At only 18 years old, in her first year of eligibility in the senior jumping ranks, American prodigy Reed Kessler clinched the 2012 USEF National Jumping title. A few months later, she headed to London as the youngest equestrian athlete to compete at the Olympic Games. In early 2013, she achieved top results at the Winter Equestrian Festival in Wellington (USA) and contributed to Team USA’s victory. She also competed at the FEI World Cup Jumping Final in Sweden, and represented the USA in the Nations Cup. Ambitious and talented, Reed gives the following advice: “When you get consistent at something and you’re doing it well and it’s easy for you, it’s time to do something harder.” The hard-working show jumper continues to build her career and has given back to the equestrian community by sharing her own experience in the US Equestrian’s Learning Center project, which provides educational content for fans and athletes. She is also an ambassador for JustWorld International, a charity supporting education and healthcare in developing countries.

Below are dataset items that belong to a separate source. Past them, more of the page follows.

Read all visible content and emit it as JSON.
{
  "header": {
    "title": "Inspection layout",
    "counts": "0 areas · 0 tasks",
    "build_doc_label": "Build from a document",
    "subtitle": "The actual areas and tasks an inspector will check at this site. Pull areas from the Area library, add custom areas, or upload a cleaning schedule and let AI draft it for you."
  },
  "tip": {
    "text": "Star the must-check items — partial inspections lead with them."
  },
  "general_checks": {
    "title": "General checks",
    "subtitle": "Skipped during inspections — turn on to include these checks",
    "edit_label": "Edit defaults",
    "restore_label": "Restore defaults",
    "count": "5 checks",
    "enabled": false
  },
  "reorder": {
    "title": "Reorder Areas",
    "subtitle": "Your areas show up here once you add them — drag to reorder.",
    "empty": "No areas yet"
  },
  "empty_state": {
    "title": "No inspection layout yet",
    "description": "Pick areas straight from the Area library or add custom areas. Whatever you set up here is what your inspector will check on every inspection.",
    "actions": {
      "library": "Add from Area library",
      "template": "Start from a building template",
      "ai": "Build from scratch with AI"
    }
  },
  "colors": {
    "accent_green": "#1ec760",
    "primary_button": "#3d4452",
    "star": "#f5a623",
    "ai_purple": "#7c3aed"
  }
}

American rider Georgina Bloomberg is youngest daughter of former New York mayor Michael Bloomberg, and is someone who uses her fame to help others. She made her own way in the horse world as a professional Grand Prix show jumper, author and philanthropist. While winning numerous prizes, including gold medals at the North American Young Rider Championships, the Maxine Beard Award and several World Equestrian Festival Challenge Cups, she also got involved as a humane activist, helping young riders, horse rescue organisations and therapeutic riding facilities. Georgina works with the Humane Society of the United States, and recently joined the board of Animal Aid of the United States. She served as a board member of the Equestrian Aid Foundation, which provides support to riders, trainers, grooms, farriers and other professionals for medical expenses.

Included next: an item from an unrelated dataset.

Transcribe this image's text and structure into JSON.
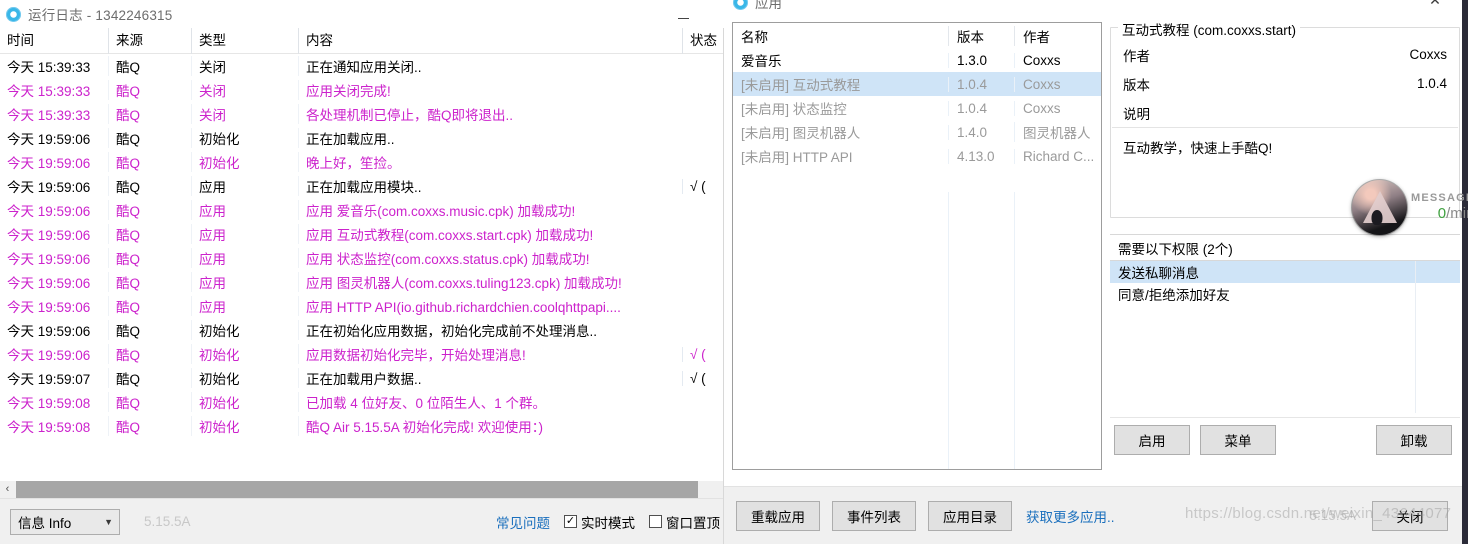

In 2006, she founded her own charity, “The Rider’s Closet”, with the purpose of making riding clothes more accessible to those attending therapeutic riding schools. She has also written a series of four books inspired by riding.
The fourth Longines Ladies Award was presented to Canadian businesswoman, former cabinet minister and philanthropist, The Honourable Belinda Stronach, P.C., who is also known in the horse racing industry as the co-founder, chairman and president of The Stronach Group, an industry leader in world-class horse racing and entertainment. Her ambition is to modernise thoroughbred racing and engage a new generation of fans through technology and social media, with innovative events such as the $16 million Pegasus World Cup Invitational, the world’s richest horse race. She has been recognised as one of the world’s most powerful women by the World Economic Forum, Fortune Magazine and TIME Magazine, to name a few. She is committed to social change and founded The Belinda Stronach Foundation to develop programmes to tackle some of the world’s most pressing challenges, including malaria, education and the empowerment of girls and women. Belinda’s life achievements have been honoured and recognized many times, but she herself says, “I was once called a disrupter. I think that’s one of the best compliments I have ever received.”